O grande prazer de saber que se sabe coisas, hoje, tão pequenas. Saber que um vezes qualquer um é sempre ele mesmo. Saber dividir todas as balas, as bolas, as bombas por quantas pessoas estiverem inscritas, quantas pessoas a pró sabia contar? Saber que irmã de mãe é tia. A tia da cantina, da secretaria, lá do prédio.

Na infância, sonhos. Tenho um band-aid posso curar sua ferida, me dê sua mão que eu vou te ajudar. Na minha malinha tinha curativos, retratando a inocência de quem não é esmagado pelo conformismo de que o tempo cura o mundo. Poderia curar, limpar, cobrir, assoprar e dar beijinhos; agora você fica bom, pai. Tempo de acreditar em fadas que se importavam quando lhe era arrancado um dente, parte de si, de mim. Personagens tão reais e impossíveis, talvez um modo de criar alguém que te de esperanças, que te faça esperar, que acredite nas suas crenças e te recompense por sonhar.

Nem tudo era tão fácil, imagina-se o quão difícil saber que naquela manhã não poderia assistir o castelo Rá-tim-bum e nem brincar de ser qualquer um.

Quando chorava o mundo ouvia e se importava, as lágrimas não eram tão velozes para conseguirem terminar de cair, dedos de gente grande apertavam os olhos pequenos de quem só tinha motivos pra sorrir. Mas não sabia. De quem podia gritar, mas não sabia. De quem podia correr onde quisesse e sorrir tão mais que pudesse, mas não sabia. De quem era maior e mais forte que tudo aquilo que a envolvia, mas não sabia. Hoje sabe. Sabe que podia e fez e mês e ano e hoje. Passou, mas não passou a dúvida: por que todo mundo não pode comer e brincar e morar e vestir e sorrir igual, pai?

Passou a crença ingênua na resposta de sempre: um dia, filha! Questionou: um dia quando? Descobriu: amanhã! Pensou: amanhã já é hoje? Concluiu: Amanhã é sempre amanhã.

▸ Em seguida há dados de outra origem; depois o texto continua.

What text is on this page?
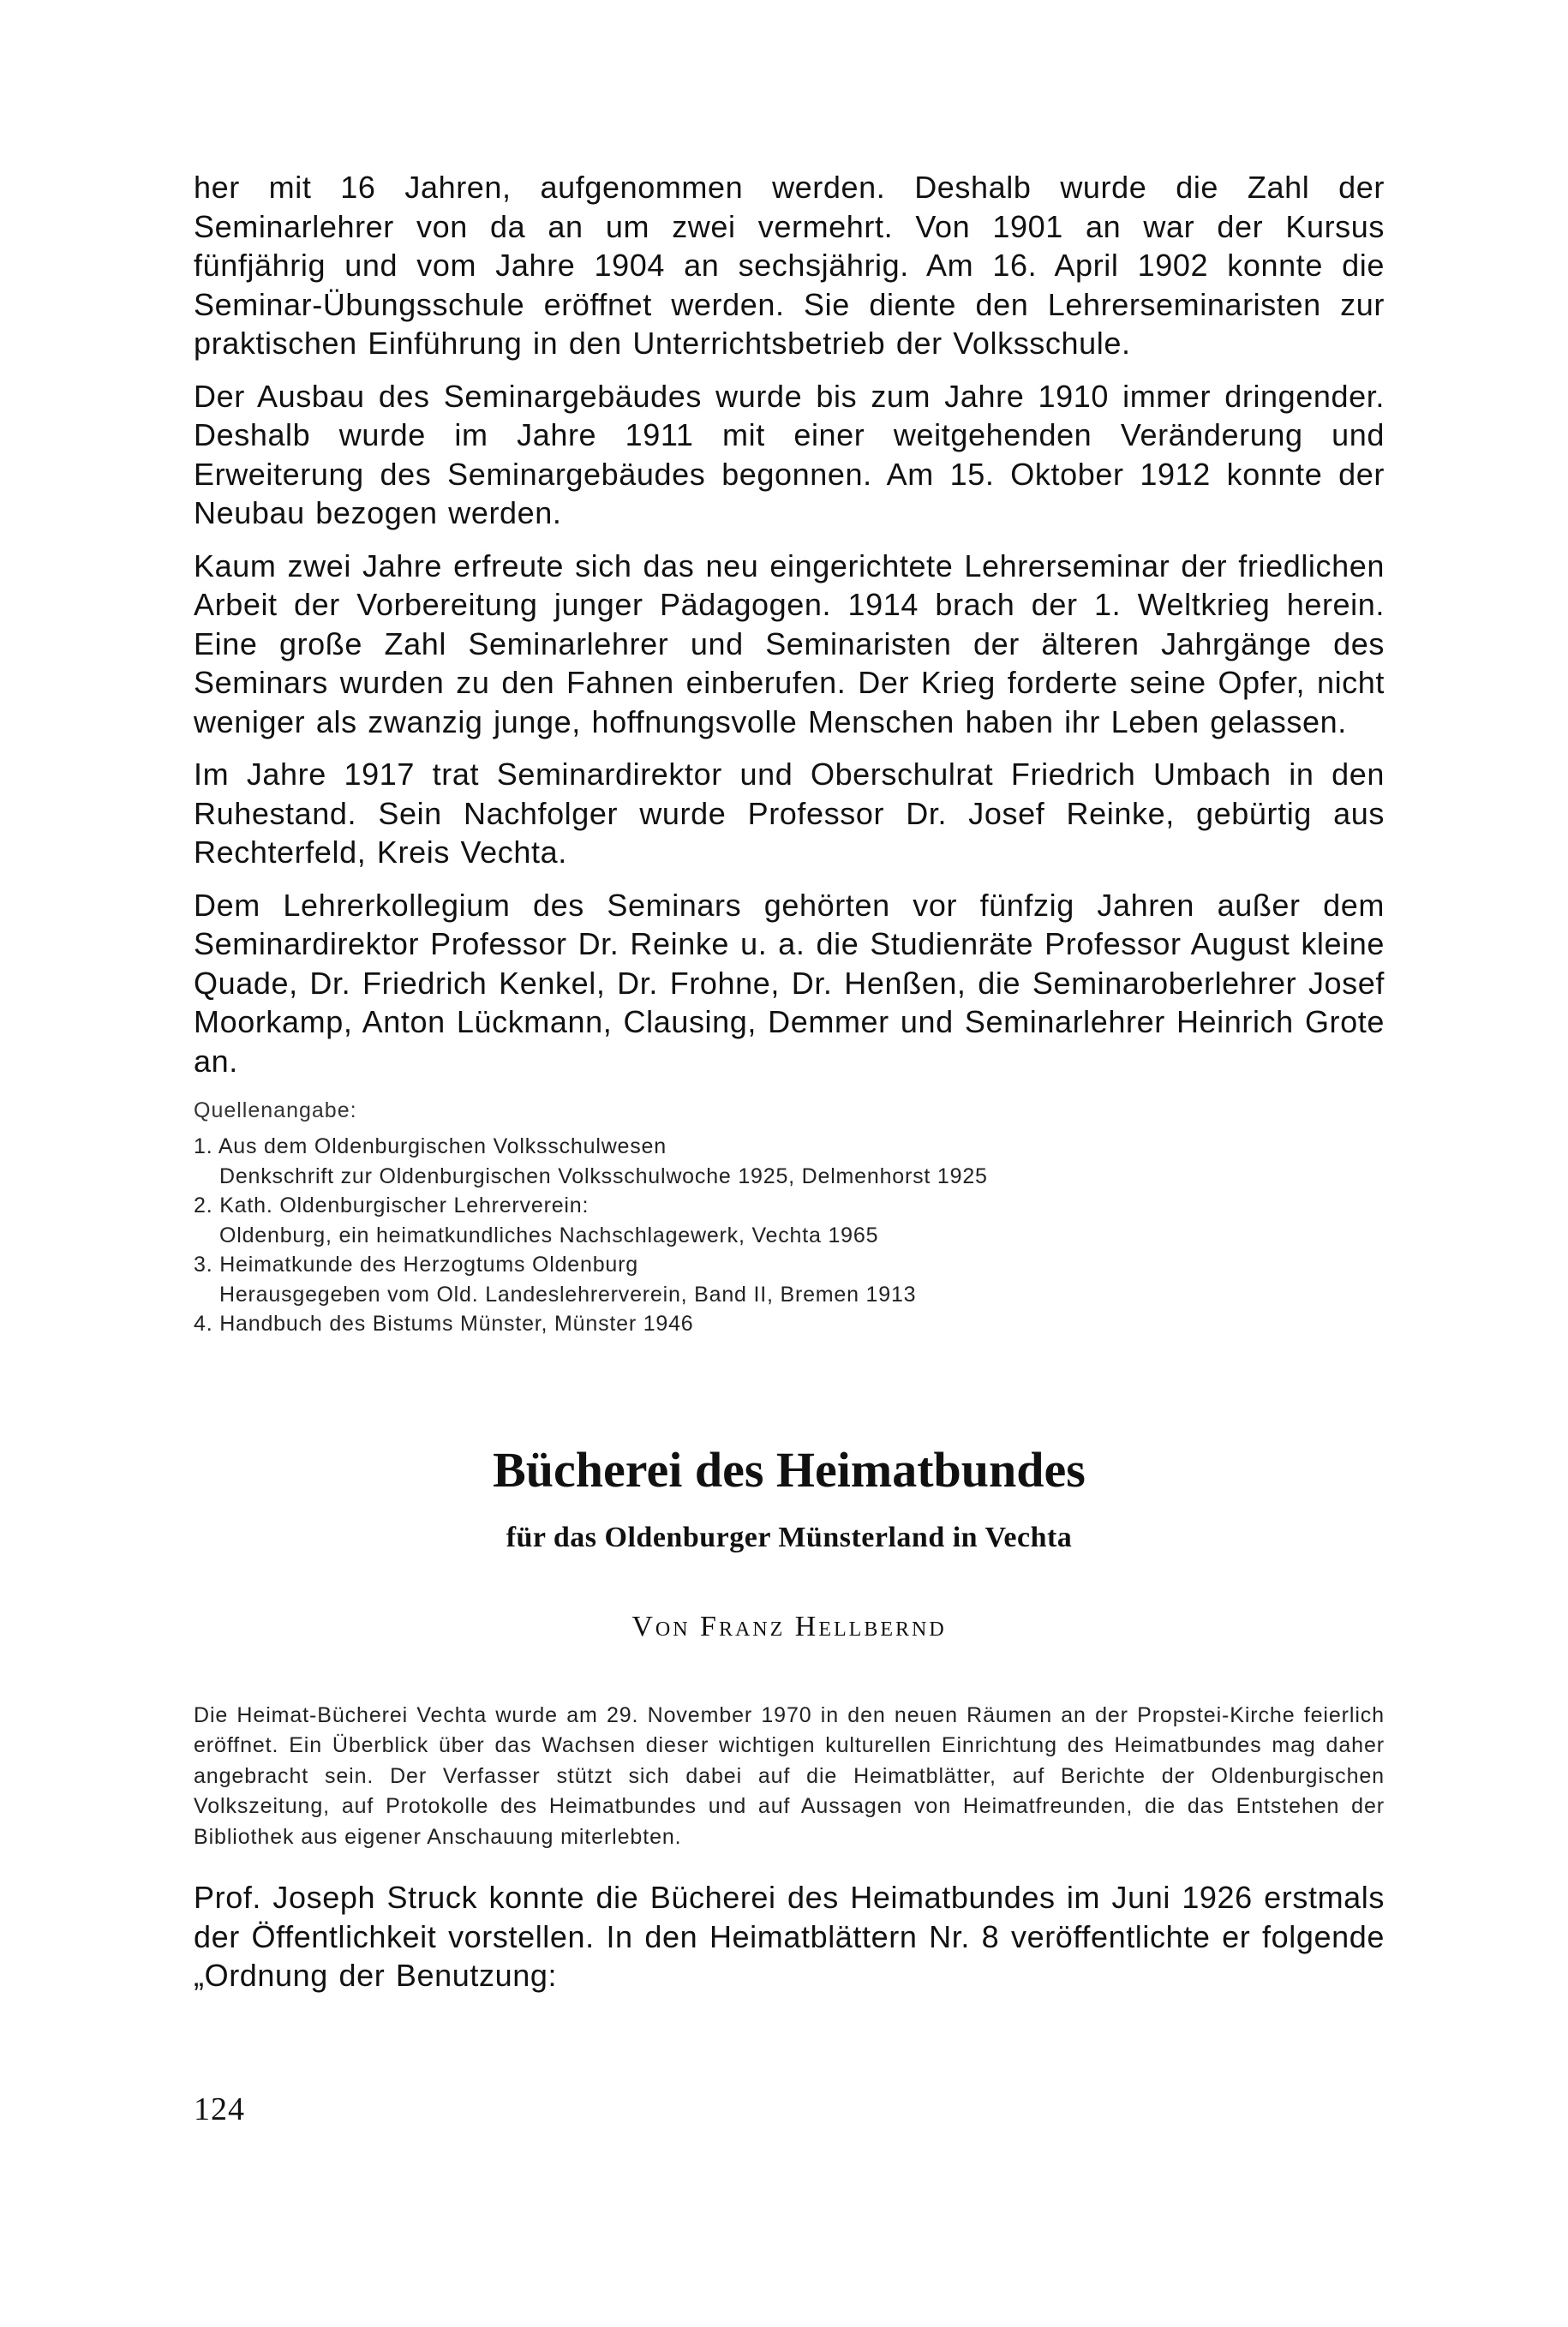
her mit 16 Jahren, aufgenommen werden. Deshalb wurde die Zahl der Seminarlehrer von da an um zwei vermehrt. Von 1901 an war der Kursus fünfjährig und vom Jahre 1904 an sechsjährig. Am 16. April 1902 konnte die Seminar-Übungsschule eröffnet werden. Sie diente den Lehrerseminaristen zur praktischen Einführung in den Unterrichtsbetrieb der Volksschule.

Der Ausbau des Seminargebäudes wurde bis zum Jahre 1910 immer dringender. Deshalb wurde im Jahre 1911 mit einer weitgehenden Veränderung und Erweiterung des Seminargebäudes begonnen. Am 15. Oktober 1912 konnte der Neubau bezogen werden.

Kaum zwei Jahre erfreute sich das neu eingerichtete Lehrerseminar der friedlichen Arbeit der Vorbereitung junger Pädagogen. 1914 brach der 1. Weltkrieg herein. Eine große Zahl Seminarlehrer und Seminaristen der älteren Jahrgänge des Seminars wurden zu den Fahnen einberufen. Der Krieg forderte seine Opfer, nicht weniger als zwanzig junge, hoffnungsvolle Menschen haben ihr Leben gelassen.

Im Jahre 1917 trat Seminardirektor und Oberschulrat Friedrich Umbach in den Ruhestand. Sein Nachfolger wurde Professor Dr. Josef Reinke, gebürtig aus Rechterfeld, Kreis Vechta.

Dem Lehrerkollegium des Seminars gehörten vor fünfzig Jahren außer dem Seminardirektor Professor Dr. Reinke u. a. die Studienräte Professor August kleine Quade, Dr. Friedrich Kenkel, Dr. Frohne, Dr. Henßen, die Seminaroberlehrer Josef Moorkamp, Anton Lückmann, Clausing, Demmer und Seminarlehrer Heinrich Grote an.

Quellenangabe:
1. Aus dem Oldenburgischen Volksschulwesen
Denkschrift zur Oldenburgischen Volksschulwoche 1925, Delmenhorst 1925
2. Kath. Oldenburgischer Lehrerverein:
Oldenburg, ein heimatkundliches Nachschlagewerk, Vechta 1965
3. Heimatkunde des Herzogtums Oldenburg
Herausgegeben vom Old. Landeslehrerverein, Band II, Bremen 1913
4. Handbuch des Bistums Münster, Münster 1946
Bücherei des Heimatbundes
für das Oldenburger Münsterland in Vechta
Von Franz Hellbernd

Die Heimat-Bücherei Vechta wurde am 29. November 1970 in den neuen Räumen an der Propstei-Kirche feierlich eröffnet. Ein Überblick über das Wachsen dieser wichtigen kulturellen Einrichtung des Heimatbundes mag daher angebracht sein. Der Verfasser stützt sich dabei auf die Heimatblätter, auf Berichte der Oldenburgischen Volkszeitung, auf Protokolle des Heimatbundes und auf Aussagen von Heimatfreunden, die das Entstehen der Bibliothek aus eigener Anschauung miterlebten.

Prof. Joseph Struck konnte die Bücherei des Heimatbundes im Juni 1926 erstmals der Öffentlichkeit vorstellen. In den Heimatblättern Nr. 8 veröffentlichte er folgende „Ordnung der Benutzung:

124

Não mais criança e o tempo esmaga; FAÇA! FAÇA! FAÇA! Não mais doce se comer tudinho; sem vontade de curar e dar beijinhos. Não mais parque no Domingo; não mais picolé de limão; não mais dentes escondidos no travesseiro; não mais festas no chuveiro. Mas ainda a lembrança resgata o que pode ser esperança. Não, ela não se foi, ainda existe, lá no fundo existe, eu sei que existe, me disseram que existe. Pai, põe a comida pra mim?